İYİLEŞME SÜRECİNE KATKISI VAR
Fonksiyonel Tıp beslenme şekli kilo vermenin yanı sıra, özellikle kronik hastalıkların iyileşmesine de büyük oranda katkıda bulunmaktadır. Günümüzdeki kronik çoğu hastalık vücudun bazı sistemlerindeki dengesizlikten kaynaklanır. Fonksiyonel yaklaşımda yaşam şeklini değiştirmek esastır. Kişinin beslenmesi de yaşam şeklinin önemli bir kısmını oluşturmaktadır. Öyle ki, obezite, diyabet, kalp hastalıkları, hipertansiyonun yanı sıra haşimato tiroidit, romatoid artirit, migren, fibromiyaji gibi farklı hastalıkların hem gelişmesinde hem de tedavisinde kişinin beslenmesi çok önemlidir.

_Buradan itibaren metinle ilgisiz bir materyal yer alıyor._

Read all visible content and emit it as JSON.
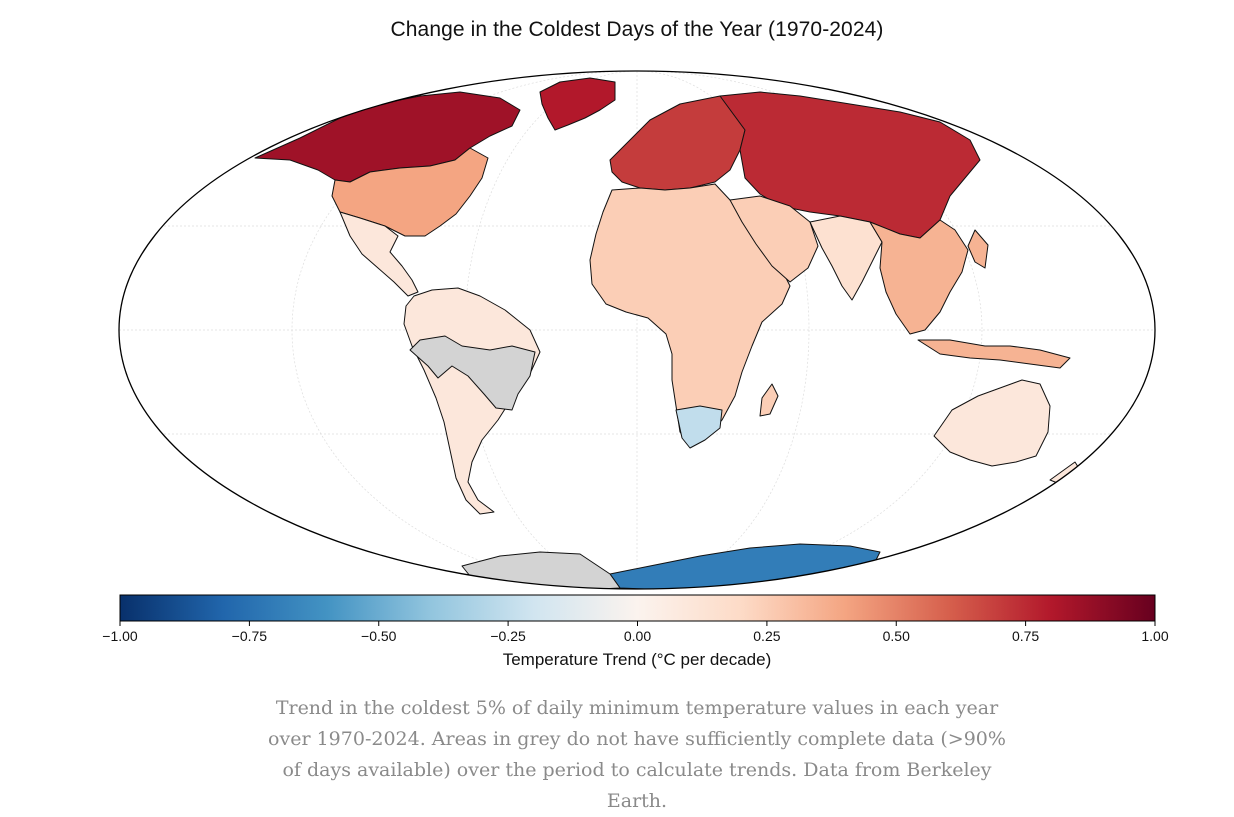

PAKETLİ GIDALARDAN UZAK DURUN
Hasimato tiroidit, tiroit bezinin hasarına sebep olan kronik bir hastalıktır ve bir inflamasyon söz konusudur. Bu inflamasyonu azaltmak için beslenmede ne gibi değişiklikler yapılabilir? Öncelikle bu inflamasyonu tetikleyen paketli gıdalarda bulunan basit şeker, trans yağ asitleri ayrıca omega 6 içeren ayçiçek yağ, mısırözü yağ, civa maruziyeti fazla olan besinler beslenmeden çıkarılır. Hashimato tiroiditte sızdıran bağırsak sendromu denilen bir durum da olabilmektedir. Diğer taraftan gluten ve süt ürünlerine hassasiyet gelişebilir. Bu durumda bağırsak sağlığının yeniden sağlanması için, dönemsel olarak gluten ve süt ürünleri beslenmeden çıkarılabilir. Elbette bu düzenlemeler kişiye özgü bir şekilde yapılmalıdır. Bu hastalığın iyileşmesinde ayrıca stres yönetimi, uykunun düzenlenmesi, toksik yükün azaltılması da çok önemlidir. Görüldüğü üzere pek çok alanı dikkate alan fonksiyonel tıp yaklaşımı, tüm bu süreçleri değerlendirerek kişinin sorununu ele alıp ve bir ekip şeklinde tedavi planını hazırlamak ve uygulamak anlamına gelmektedir. Bu yönüyle bakıldığında kalıcı sonuç almak için vücut sisteminin dengesizliklerini ele alan bütünsel bir süreçtir."